Ryan P-59 Fireball
The development of jet fighters began during World War II began, but the United States fell behind early as it worked on fielding propeller-driven aircraft and then building them in great numbers. One of the earliest efforts was the U.S. Navy’s P-59 Fireball, a hybrid propeller-jet fighter that lacked in several areas.
There were still a lot of unknowns about the operation of jet aircraft from fleet carriers and the concept of a mixed powerplant fighter would combine what was known, namely that a conventional radial engine had the performance for a carrier takeoff and a wave-off from landing and that a jet engine could provide a boost for high-speed performance.
The Fireball’s radial engine was a Wright R-1820 Cyclone 9-cylinder radial engine generating 1,425 horsepower. The R-1820 was used on a variety of World War II planes — fighters and bombers — from the Boeing B-17 Flying Fortress to the Douglas SBD Dauntless and Curtiss SB2C Helldiver. The choice of radial engine was a surprise since the standard engine of the Navy fighters of the day was the 2,000 horsepower Pratt & Whitney R-2800 18-cylinder Double Wasp.
As for the jet engine, it was a General Electric I-16 (later redesignated J31) developing approximately 1,600 lbs of thrust.
Early jet engines featured sluggish throttle response so the Navy considered them too dangerous for carrier landings. As such, pilots in Fireballs took off and landed on carriers using their radial engines, making the aircraft pretty conventional for all intents and purposes. It was basically a prop-driven fighter with a jet engine in the rear. That said, one pilot did land a Fireball on the USS Wake Island carrier under jet power after his radial engine failed.
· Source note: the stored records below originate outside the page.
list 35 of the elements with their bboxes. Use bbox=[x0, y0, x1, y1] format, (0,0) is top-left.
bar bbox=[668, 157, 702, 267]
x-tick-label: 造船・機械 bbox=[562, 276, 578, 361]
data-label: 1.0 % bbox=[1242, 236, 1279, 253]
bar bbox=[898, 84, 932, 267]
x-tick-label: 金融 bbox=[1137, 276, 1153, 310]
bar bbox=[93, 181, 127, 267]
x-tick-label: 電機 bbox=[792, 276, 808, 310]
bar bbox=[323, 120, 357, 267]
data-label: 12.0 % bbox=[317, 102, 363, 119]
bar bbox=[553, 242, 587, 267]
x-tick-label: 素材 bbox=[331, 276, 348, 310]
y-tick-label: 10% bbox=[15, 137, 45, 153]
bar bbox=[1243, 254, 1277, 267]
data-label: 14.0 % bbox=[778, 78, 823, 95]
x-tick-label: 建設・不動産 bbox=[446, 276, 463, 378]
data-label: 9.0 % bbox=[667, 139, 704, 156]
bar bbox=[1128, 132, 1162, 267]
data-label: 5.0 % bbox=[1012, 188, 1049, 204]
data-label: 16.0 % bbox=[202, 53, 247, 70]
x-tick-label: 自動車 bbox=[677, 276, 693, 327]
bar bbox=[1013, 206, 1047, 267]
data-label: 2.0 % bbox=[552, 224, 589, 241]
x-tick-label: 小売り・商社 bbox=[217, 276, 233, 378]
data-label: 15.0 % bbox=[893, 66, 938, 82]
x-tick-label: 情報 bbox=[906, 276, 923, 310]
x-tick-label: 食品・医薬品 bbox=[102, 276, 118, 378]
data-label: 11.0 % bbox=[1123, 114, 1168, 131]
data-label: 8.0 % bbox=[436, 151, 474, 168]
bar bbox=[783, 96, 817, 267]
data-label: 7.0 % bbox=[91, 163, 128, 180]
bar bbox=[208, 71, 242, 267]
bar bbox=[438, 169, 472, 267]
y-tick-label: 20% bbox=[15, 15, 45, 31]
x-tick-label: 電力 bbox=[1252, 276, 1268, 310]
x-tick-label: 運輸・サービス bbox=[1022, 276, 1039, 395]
The planes made their debut in 1945 and never saw combat. Not many were made, either — only 66. They were quickly replaced by the next generation of true jet fighters. The Fireball had a poor range and they were also slower than other planes, even when using their jet engines. Still, the Fireball was important to Navy fighter development as the sea service’s first jet-powered aircraft.